Adipositas und Abortrisiko
Ein Zusammenhang zwischen der Adipositas einer Frau und einem erhöhten Abortrisiko wird in der assistierten Reproduktion schon länger beschrieben. Da oft aber kein Aneuploidie-Screening der Embryonen erfolgte, bleibt meist unklar, welchen Einfluss alleinig der BMI hat.
Die nachfolgend vorgestellte retrospektive Studie ist interessant, weil sie genau dieses Problem löst. Ausgewertet und mit dem Body mass index (BMI) korreliert wurden ausschließlich Kryozyklen mit einem euploiden Single-Embryo-Transfer ( et al. Obesity is associated with an increased risk of early pregnancy loss after euploid frozen embryo transfer. Fertil. Steril. 2026; Apr 30: Online ahead of print).

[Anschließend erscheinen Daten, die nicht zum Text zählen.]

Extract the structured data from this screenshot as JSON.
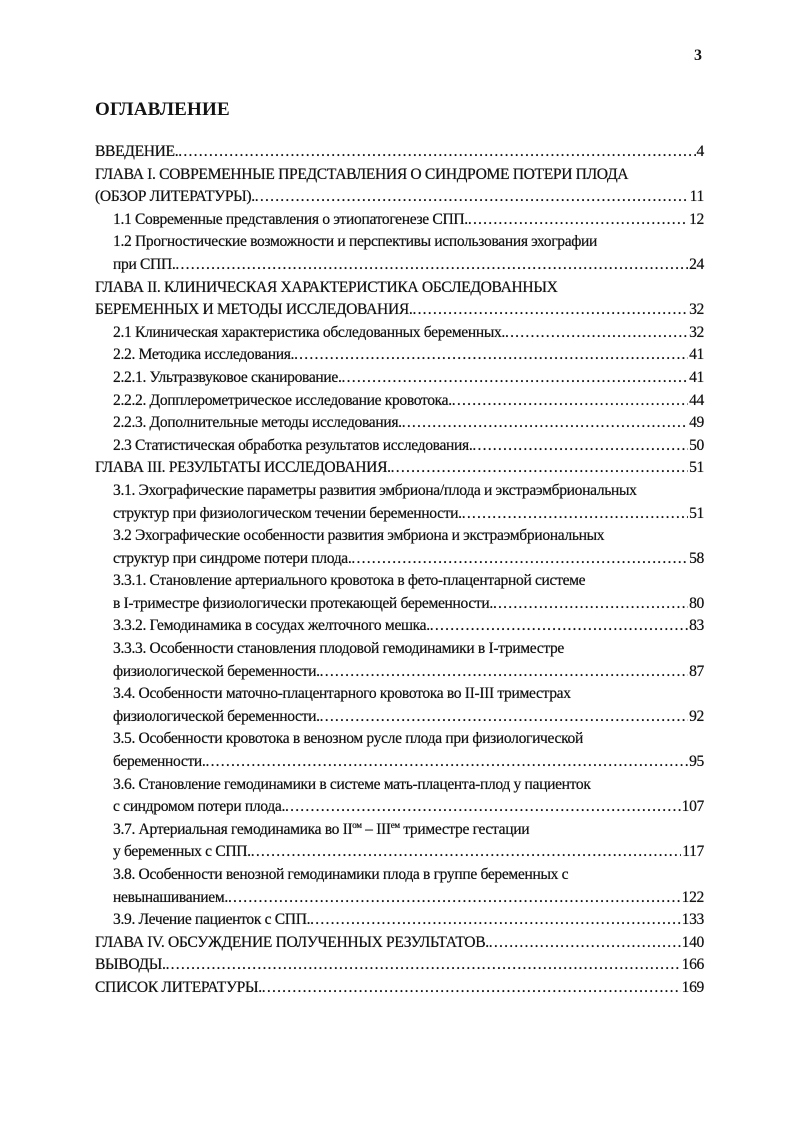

Die Unterteilung erfolgte in eine Adipositas- (BMI ≥ 30,0 kg/m2) und eine Nicht-Adipositas-Gruppe (BMI < 30,0 kg/m2). Eingeschlossen wurden 11179 nicht-adipöse und 3811 adipöse Patientinnen.
Stratifiziert nach BMI-Kategorien in Klasse I (BMI 30,0-34,9 kg/m2), II (BMI 35,0-39,9 kg/m2) und III (BMI ≥ 40,0 kg/m2) zeigte sich ein Abortrisiko von 12 %, 22 % bzw. 41 %. Untergewichtige (BMI < 18,0 kg/m2) und übergewichtige Patientinnen (BMI 25,0-29,9 kg/m2) unterschieden sich nicht signifikant von einer normalgewichtigen Gruppe (BMI 18,5-24,9 kg/m2).
Obwohl die Implantationsrate bei einer Adipositas nicht differierte (aRR: 0,98, 95 % CI 0,86-1,37), zeigten adipöse Patientinnen eine signifikant niedrigere klinische Schwangerschafts- (aRR: 0,96, 95 % CI 0,94-0,99) und Lebendgeburtenrate (aRR: 0,92, 95 % CI 0,91-0,94).
Zusammenfassend lag das relative Abortrisiko nach entsprechender Adjustierung in der adipösen Gruppe um 19 % höher (aRR: 1,19, 95 % CI 1,14-1,24). Die Ergebnisse änderten sich auch nach dem Ausschluss adipöser Patientinnen mit einem PMOS (Polyendocrine metabolic ovarian syndrome, früher PCO-Syndrom) nicht.
Die Resultate unterstreichen die notwendige Beratung zum BMI im Kontext einer Kinderwunschbehandlung. Neben dem erhöhten Abortrisiko sollte dazu auch der negative Einfluss einer Adipositas auf andere Parameter im weiteren Schwangerschaftsverlauf motivieren.